C’est à ce phénomène peu connu qu’une équipe de géophysiciens de la Scripps Institution of Oceanography à La Jolla en Californie vient de consacrer plusieurs années d’étude sous la direction du Docteur Jeff P. Severinghaus en collaboration avec un laboratoire suisse et un laboratoire japonais. L’idée était d’utiliser les rapports entre les gaz nobles, krypton et xénon et l’azote, trois gaz qui n’interagissent pas avec l’eau. L’évolution de la température moyenne des océans a ainsi pu être reconstruite à l’aide de ces nouveaux « proxys ». Le graphique ci-dessous est une description de l’anomalie des températures obtenues par cette approche innovante jusqu’en 1950 de l’ère commune, le zéro sur l’échelle des temps. Les courbes ont été décalées pour une meilleurs lisibilité comme indiqué sur le graphique. Le processus ayant mis fin au dernier maximum glaciaire (LGM) a débuté il y a un peu moins de 20000 ans avec une très forte augmentation des températures au cours de la période dite Henrich Stadial 1 (HS1). Une stabilisation durant 1600 ans (B/A, Bølling-Allerød) a alors été suivie d’un autre épisode de très fort réchauffement, plus de 2 degrés (ordre de grandeur de la catastrophe annoncée par l’IPCC), dite du Dryas récent (Younger Dryas, YD) et enfin un stabilisation jusqu’à nos jours.

Pour être crédible cette approche nouvelle a nécessité l’analyse de plus d’une soixantaine de forages dans l’Antarctique. Passons sur les détails technique que j’aurais moi-même quelques difficultés à exposer clairement, en particulier les analyses fines des divers isotopes de ces gaz nobles. Mais non contente d’avoir obtenu de tels résultats l’équipe de Severinghaus a utilisé la même approche pour l’étude de la précédente transition il y a 135000 ans. Quelle n’a pas été leur surprise en constatant que l’anomalie de température moyenne de l’océan avait atteint lors de cette transition la valeur de 4,5 degrés sans épisode de ralentissement comme le B/A (Bølling-Allerød) de la dernière transition glaciaire-interglaciaire.

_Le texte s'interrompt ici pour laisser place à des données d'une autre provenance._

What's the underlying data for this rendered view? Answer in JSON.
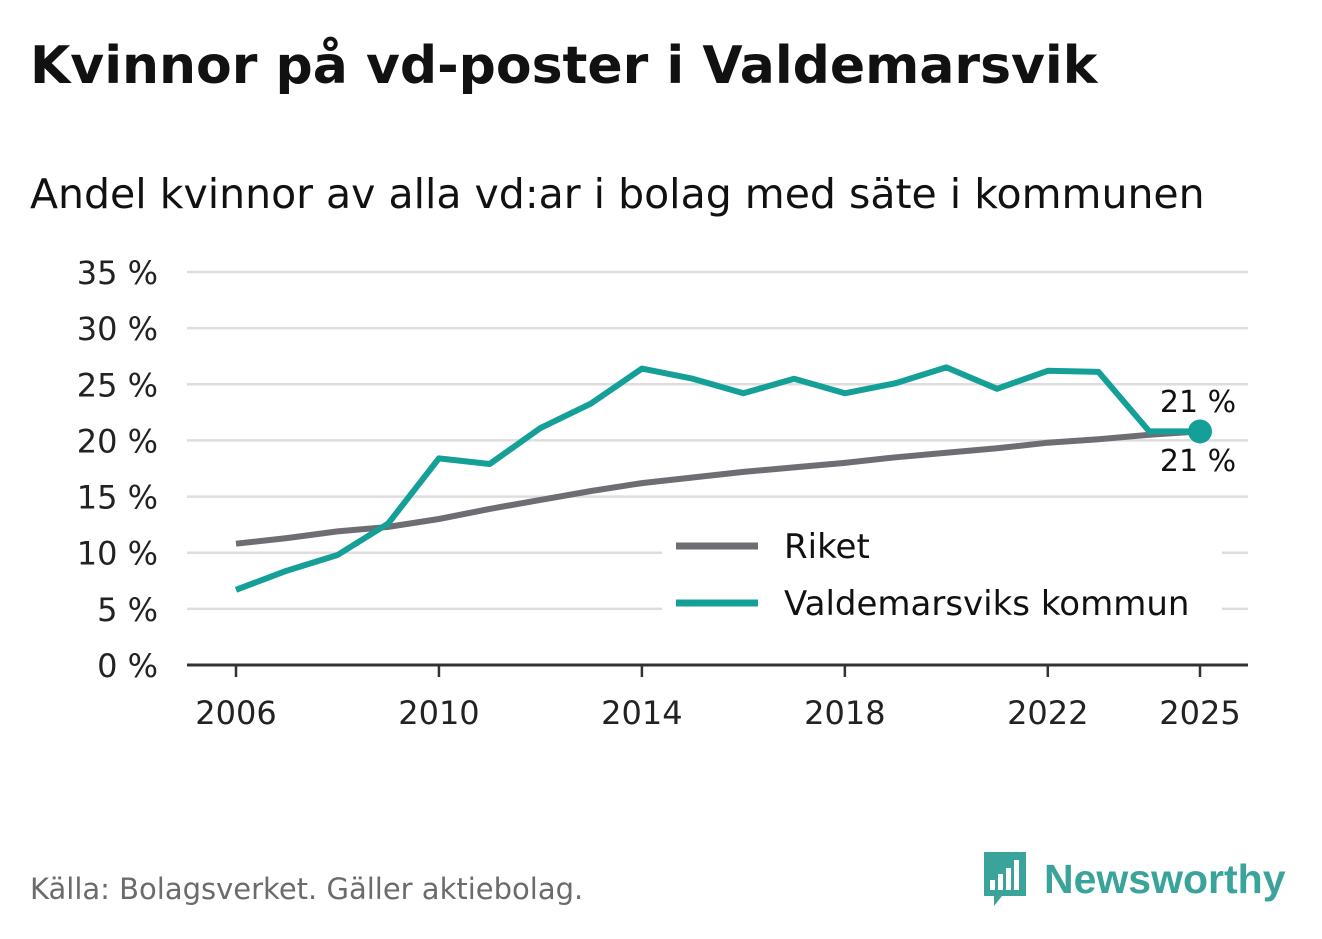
{
  "header": {
    "title": "Kvinnor på vd-poster i Valdemarsvik",
    "subtitle": "Andel kvinnor av alla vd:ar i bolag med säte i kommunen"
  },
  "footer": {
    "source": "Källa: Bolagsverket. Gäller aktiebolag.",
    "brand": "Newsworthy",
    "brand_icon": "bar-chart-speech-bubble-icon"
  },
  "colors": {
    "riket": "#6e6d73",
    "kommun": "#14a097",
    "grid": "#dedede",
    "axis": "#333333",
    "brand": "#3aa39a"
  },
  "chart_data": {
    "type": "line",
    "title": "Kvinnor på vd-poster i Valdemarsvik",
    "subtitle": "Andel kvinnor av alla vd:ar i bolag med säte i kommunen",
    "xlabel": "",
    "ylabel": "",
    "x": [
      2006,
      2007,
      2008,
      2009,
      2010,
      2011,
      2012,
      2013,
      2014,
      2015,
      2016,
      2017,
      2018,
      2019,
      2020,
      2021,
      2022,
      2023,
      2024,
      2025
    ],
    "xlim": [
      2006,
      2025
    ],
    "ylim": [
      0,
      35
    ],
    "x_ticks": [
      2006,
      2010,
      2014,
      2018,
      2022,
      2025
    ],
    "y_ticks": [
      0,
      5,
      10,
      15,
      20,
      25,
      30,
      35
    ],
    "y_tick_labels": [
      "0 %",
      "5 %",
      "10 %",
      "15 %",
      "20 %",
      "25 %",
      "30 %",
      "35 %"
    ],
    "grid": true,
    "legend_position": "bottom-right",
    "series": [
      {
        "name": "Riket",
        "color": "#6e6d73",
        "values": [
          10.8,
          11.3,
          11.9,
          12.3,
          13.0,
          13.9,
          14.7,
          15.5,
          16.2,
          16.7,
          17.2,
          17.6,
          18.0,
          18.5,
          18.9,
          19.3,
          19.8,
          20.1,
          20.5,
          20.8
        ],
        "end_label": "21 %"
      },
      {
        "name": "Valdemarsviks kommun",
        "color": "#14a097",
        "values": [
          6.7,
          8.4,
          9.8,
          12.6,
          18.4,
          17.9,
          21.1,
          23.3,
          26.4,
          25.5,
          24.2,
          25.5,
          24.2,
          25.1,
          26.5,
          24.6,
          26.2,
          26.1,
          20.8,
          20.8
        ],
        "end_label": "21 %"
      }
    ]
  }
}
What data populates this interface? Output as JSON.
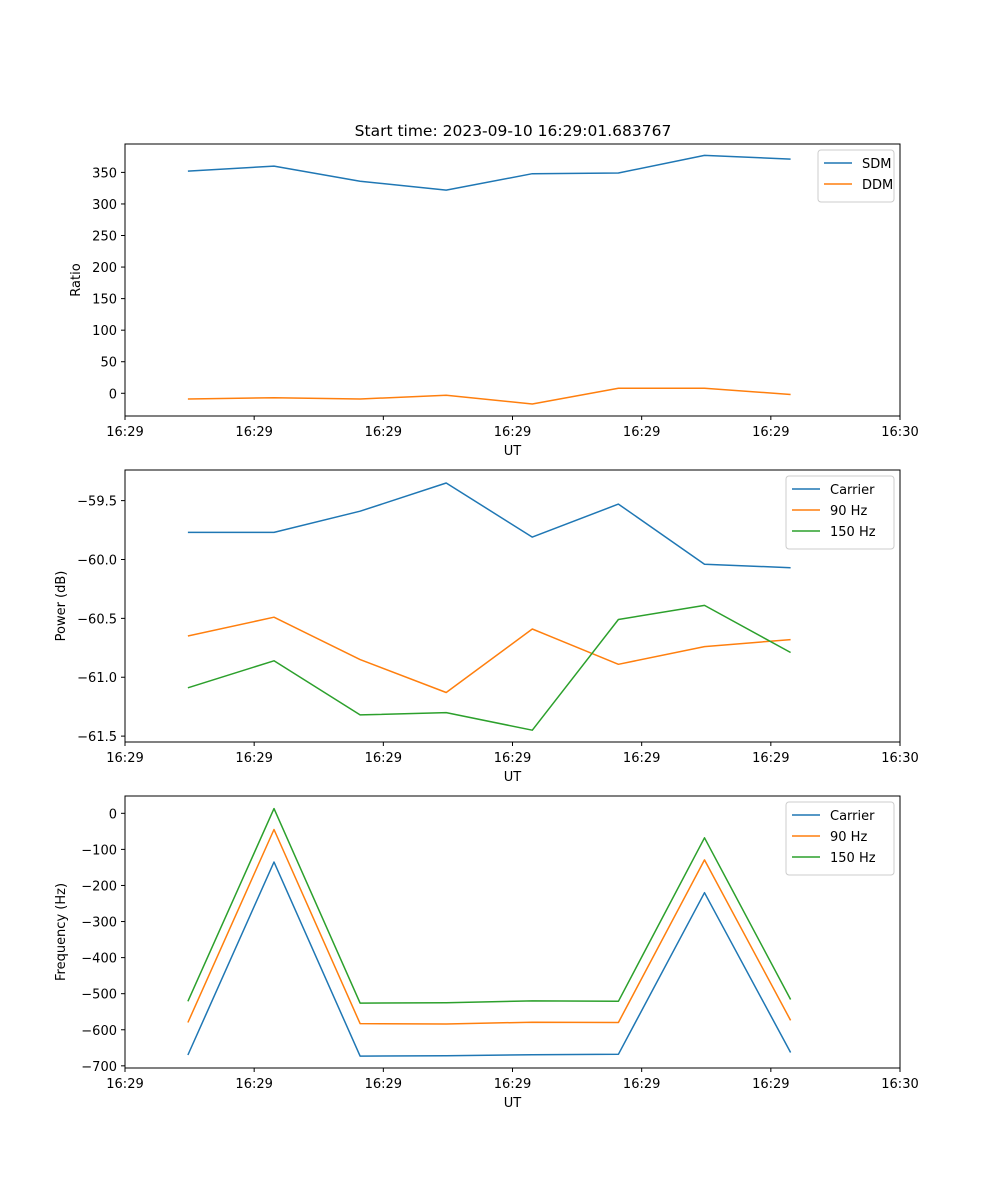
{
  "figure_title": "Start time: 2023-09-10 16:29:01.683767",
  "chart_data": [
    {
      "type": "line",
      "title": "Start time: 2023-09-10 16:29:01.683767",
      "xlabel": "UT",
      "ylabel": "Ratio",
      "x_index": [
        0,
        1,
        2,
        3,
        4,
        5,
        6,
        7
      ],
      "xlim": [
        -0.73,
        8.27
      ],
      "xticks": [
        -0.73,
        0.77,
        2.27,
        3.77,
        5.27,
        6.77,
        8.27
      ],
      "xtick_labels": [
        "16:29",
        "16:29",
        "16:29",
        "16:29",
        "16:29",
        "16:29",
        "16:30"
      ],
      "ylim": [
        -36,
        395
      ],
      "yticks": [
        0,
        50,
        100,
        150,
        200,
        250,
        300,
        350
      ],
      "ytick_labels": [
        "0",
        "50",
        "100",
        "150",
        "200",
        "250",
        "300",
        "350"
      ],
      "legend_position": "top-right",
      "series": [
        {
          "name": "SDM",
          "color": "#1f77b4",
          "values": [
            352,
            360,
            336,
            322,
            348,
            349,
            377,
            371
          ]
        },
        {
          "name": "DDM",
          "color": "#ff7f0e",
          "values": [
            -9,
            -7,
            -9,
            -3,
            -17,
            8,
            8,
            -2
          ]
        }
      ]
    },
    {
      "type": "line",
      "title": "",
      "xlabel": "UT",
      "ylabel": "Power (dB)",
      "x_index": [
        0,
        1,
        2,
        3,
        4,
        5,
        6,
        7
      ],
      "xlim": [
        -0.73,
        8.27
      ],
      "xticks": [
        -0.73,
        0.77,
        2.27,
        3.77,
        5.27,
        6.77,
        8.27
      ],
      "xtick_labels": [
        "16:29",
        "16:29",
        "16:29",
        "16:29",
        "16:29",
        "16:29",
        "16:30"
      ],
      "ylim": [
        -61.55,
        -59.24
      ],
      "yticks": [
        -59.5,
        -60.0,
        -60.5,
        -61.0,
        -61.5
      ],
      "ytick_labels": [
        "−59.5",
        "−60.0",
        "−60.5",
        "−61.0",
        "−61.5"
      ],
      "legend_position": "top-right",
      "series": [
        {
          "name": "Carrier",
          "color": "#1f77b4",
          "values": [
            -59.77,
            -59.77,
            -59.59,
            -59.35,
            -59.81,
            -59.53,
            -60.04,
            -60.07
          ]
        },
        {
          "name": "90 Hz",
          "color": "#ff7f0e",
          "values": [
            -60.65,
            -60.49,
            -60.85,
            -61.13,
            -60.59,
            -60.89,
            -60.74,
            -60.68
          ]
        },
        {
          "name": "150 Hz",
          "color": "#2ca02c",
          "values": [
            -61.09,
            -60.86,
            -61.32,
            -61.3,
            -61.45,
            -60.51,
            -60.39,
            -60.79
          ]
        }
      ]
    },
    {
      "type": "line",
      "title": "",
      "xlabel": "UT",
      "ylabel": "Frequency (Hz)",
      "x_index": [
        0,
        1,
        2,
        3,
        4,
        5,
        6,
        7
      ],
      "xlim": [
        -0.73,
        8.27
      ],
      "xticks": [
        -0.73,
        0.77,
        2.27,
        3.77,
        5.27,
        6.77,
        8.27
      ],
      "xtick_labels": [
        "16:29",
        "16:29",
        "16:29",
        "16:29",
        "16:29",
        "16:29",
        "16:30"
      ],
      "ylim": [
        -706,
        48
      ],
      "yticks": [
        0,
        -100,
        -200,
        -300,
        -400,
        -500,
        -600,
        -700
      ],
      "ytick_labels": [
        "0",
        "−100",
        "−200",
        "−300",
        "−400",
        "−500",
        "−600",
        "−700"
      ],
      "legend_position": "top-right",
      "series": [
        {
          "name": "Carrier",
          "color": "#1f77b4",
          "values": [
            -670,
            -135,
            -673,
            -672,
            -669,
            -668,
            -220,
            -663
          ]
        },
        {
          "name": "90 Hz",
          "color": "#ff7f0e",
          "values": [
            -580,
            -45,
            -583,
            -584,
            -579,
            -580,
            -129,
            -574
          ]
        },
        {
          "name": "150 Hz",
          "color": "#2ca02c",
          "values": [
            -521,
            13,
            -526,
            -525,
            -520,
            -521,
            -68,
            -516
          ]
        }
      ]
    }
  ]
}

Ce billet est un peu technique mais il a pu être rédigé grâce à l’aide du Docteur Severinghaus qui m’a fait parvenir sur ma demande les deux publications sur lesquelles s’appuie ce récit. Le Dr Severinghaus est ainsi vivement remercié ici. https://doi.org/10.1038/nature25152

https://doi.org/10.1038/s41561-019-0498-0

Note. À propos du xénon il s’agit d’un gaz rare ou noble car il est inerte, c’est-à-dire non réactif. Le xénon radioactif émanant des réacteurs à neutrons lents, l’isotope 135, a une durée de demi-vie de 9 heures et se désintègre en césium-135 avec émission beta, l’une des principales causes de la pollution radioactive autour de Tchernobyl et de la centrale de Fukushima. L’un des réacteurs EPR de la centrale chinoise de Taishan vient d’être mis à l’arrêt pour retirer les assemblages de combustible défectueux. Encore un autre déboire pour la France ? Oui, si les assemblages de combustible provenaient de la France, non s’ils avaient été produits en Chine.